I have a task to count the passangeers in the bus. I have a camera looking vertically down at the door place. (Pictures attached)

I have my traned model with a single class. So, in my opinion, I can neglect such metrics as BoxLost, Class Lost and DFL Lost (Am I right?)

My training arguments is

task: detect

mode: train

model: /content/drive/MyDrive/YOLO_detection/trainCfg-1000-16_DayPlusNight_mozaic_Y11s_runs/train/weights/last.pt

data: /content/data.yaml

epochs: 1000

time: null

patience: 50

batch: 30

imgsz: 640

save: true

save_period: 50

cache: disk

device: null

workers: 32

project: /content/drive/MyDrive/YOLO_detection/trainCfg-1000-16_DayPlusNight_mozaic_Y11s_runs

name: train

exist_ok: false

pretrained: yolo11s.pt

optimizer: auto

verbose: true

seed: 0

deterministic: true

single_cls: true

rect: false

cos_lr: true

close_mosaic: 10

resume: /content/drive/MyDrive/YOLO_detection/trainCfg-1000-16_DayPlusNight_mozaic_Y11s_runs/train/weights/last.pt

amp: true

fraction: 1.0

profile: false

freeze: null

multi_scale: false

compile: false

overlap_mask: true

mask_ratio: 4

dropout: 0.0

val: true

split: val

save_json: false

conf: null

iou: 0.7

max_det: 300

half: false

dnn: false

plots: true

source: null

vid_stride: 1

stream_buffer: false

visualize: false

augment: true

agnostic_nms: false

classes: null

retina_masks: false

embed: null

show: false

save_frames: false

save_txt: false

save_conf: false

save_crop: false

show_labels: true

show_conf: true

show_boxes: true

line_width: null

format: torchscript

keras: false

optimize: false

int8: false

dynamic: false

simplify: true

opset: null

workspace: null

nms: false

lr0: 0.01

lrf: 0.01

momentum: 0.937

weight_decay: 0.0005

warmup_epochs: 3.0

warmup_momentum: 0.8

warmup_bias_lr: 0.0

box: 0.1

cls: 0.1

dfl: 0.1

pose: 12.0

kobj: 1.0

nbs: 64

hsv_h: 0.015

hsv_s: 0.7

hsv_v: 0.4

degrees: 15.0

translate: 0.5

scale: 0.5

shear: 0.0

perspective: 0.0

flipud: 0.0

fliplr: 0.5

bgr: 0.0

mosaic: 1.0

mixup: 0.15

cutmix: 0.0

copy_paste: 0.3

copy_paste_mode: flip

auto_augment: randaugment

erasing: 0.0

cfg: null

tracker: botsort.yaml

After 500 epoches I have metrics:

Preccision - 0.934

Recall - 0.941

mAP50 - 0.973

mAP50-95 - 0.77

The accuracy on a real video is about 92%

I want to know:

Is this metrics already at its limit or can it be improved?

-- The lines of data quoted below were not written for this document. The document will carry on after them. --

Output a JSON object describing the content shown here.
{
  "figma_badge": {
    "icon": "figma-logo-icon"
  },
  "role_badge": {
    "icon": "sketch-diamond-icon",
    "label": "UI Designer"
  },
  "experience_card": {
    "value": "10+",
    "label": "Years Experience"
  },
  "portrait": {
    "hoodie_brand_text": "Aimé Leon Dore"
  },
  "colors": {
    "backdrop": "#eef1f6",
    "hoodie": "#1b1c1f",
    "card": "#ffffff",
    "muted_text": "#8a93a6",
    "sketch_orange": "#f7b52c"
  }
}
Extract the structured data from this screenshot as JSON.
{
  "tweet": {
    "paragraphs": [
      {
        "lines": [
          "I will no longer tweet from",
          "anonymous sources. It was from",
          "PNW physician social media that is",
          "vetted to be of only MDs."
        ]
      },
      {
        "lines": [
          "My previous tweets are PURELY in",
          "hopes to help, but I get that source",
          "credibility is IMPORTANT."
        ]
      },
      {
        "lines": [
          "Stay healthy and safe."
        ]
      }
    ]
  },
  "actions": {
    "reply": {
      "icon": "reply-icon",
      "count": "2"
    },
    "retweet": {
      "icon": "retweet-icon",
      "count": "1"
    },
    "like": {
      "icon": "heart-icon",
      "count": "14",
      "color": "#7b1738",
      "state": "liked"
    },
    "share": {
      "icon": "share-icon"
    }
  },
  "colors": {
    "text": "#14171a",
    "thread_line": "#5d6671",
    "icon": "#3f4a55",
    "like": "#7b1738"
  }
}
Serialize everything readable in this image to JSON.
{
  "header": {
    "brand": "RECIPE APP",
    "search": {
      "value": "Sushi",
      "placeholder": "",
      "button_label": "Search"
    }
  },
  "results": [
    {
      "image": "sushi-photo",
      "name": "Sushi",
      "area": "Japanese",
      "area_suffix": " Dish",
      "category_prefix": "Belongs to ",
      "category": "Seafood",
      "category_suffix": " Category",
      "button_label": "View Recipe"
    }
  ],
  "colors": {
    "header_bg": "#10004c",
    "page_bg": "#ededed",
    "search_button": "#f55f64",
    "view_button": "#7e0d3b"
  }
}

If can be, what arguments and how I should change?

Thank you for advance!

It’s not useful to dump all the training arguments because it’s hard to tell what were changed and what were kept as default. You should post only the arguments that were updated.

Do you just have single camera? You should get the undistorted image and train the model on those. It will probably work better. During inference, you run the inference on frames after undistorting them.

Thank you!

And YES, I have single camera.